|
Limana geldiklerinde yağmur çiseliyordu. Gökyüzü bile ağlıyordu. Yüreğini kopartıp uzaklara götürecek gemi onu bekliyordu. Nasıl bir acıya ve özleme sebep olacağını bilmeden Sare gözyaşları içinde fenere, denize uzanan burnun arkasındaki evlere, sokaklara baktı. Sanki onları bir daha hiç göremeyecekti. İçi nasıl yanıyordu, canı nasıl acıyordu, bunu kim anlayabilirdi?..

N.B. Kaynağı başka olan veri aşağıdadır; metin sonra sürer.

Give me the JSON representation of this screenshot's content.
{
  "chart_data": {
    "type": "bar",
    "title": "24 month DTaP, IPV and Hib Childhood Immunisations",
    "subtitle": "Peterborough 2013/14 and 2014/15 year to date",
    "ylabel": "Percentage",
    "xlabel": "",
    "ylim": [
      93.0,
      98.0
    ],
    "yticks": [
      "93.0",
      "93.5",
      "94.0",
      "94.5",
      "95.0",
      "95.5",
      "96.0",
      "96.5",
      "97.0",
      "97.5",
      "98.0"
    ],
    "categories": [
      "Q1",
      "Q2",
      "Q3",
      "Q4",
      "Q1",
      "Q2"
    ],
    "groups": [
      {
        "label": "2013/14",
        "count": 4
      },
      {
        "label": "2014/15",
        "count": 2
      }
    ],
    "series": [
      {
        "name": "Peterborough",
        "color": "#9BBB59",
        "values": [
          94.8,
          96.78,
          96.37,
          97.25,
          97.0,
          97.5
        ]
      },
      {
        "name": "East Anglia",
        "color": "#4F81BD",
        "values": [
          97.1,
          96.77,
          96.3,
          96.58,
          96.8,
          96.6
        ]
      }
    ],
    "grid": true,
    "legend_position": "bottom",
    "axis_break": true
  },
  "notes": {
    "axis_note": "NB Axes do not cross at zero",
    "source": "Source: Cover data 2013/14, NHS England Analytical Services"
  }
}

Gemi hareket ettiğinde Sare arkasına bakmaktan kendini alamadı. Suların maviliğine, köpüren dalgalarına gözleri takıldı kaldı. Girit, Resmo, Adras, aşkı, çocukluğu, annesi, babası, arkadaşları hepsi ağlayarak el sallıyorlardı. Sessizliğini bozmuş, kelimeler birer birer çözülüyordu, “Ne işim var benim burada, nasıl bıraktım onları, ya dönemezsem bir daha, şimdiden özledim. Geri dönmek istiyorum. Gitmek istemiyorum.” Kale bütün sessizliğiyle duruyordu. Adras’la ayrılışlarının sırrını ve hüznünü için de saklarcasına.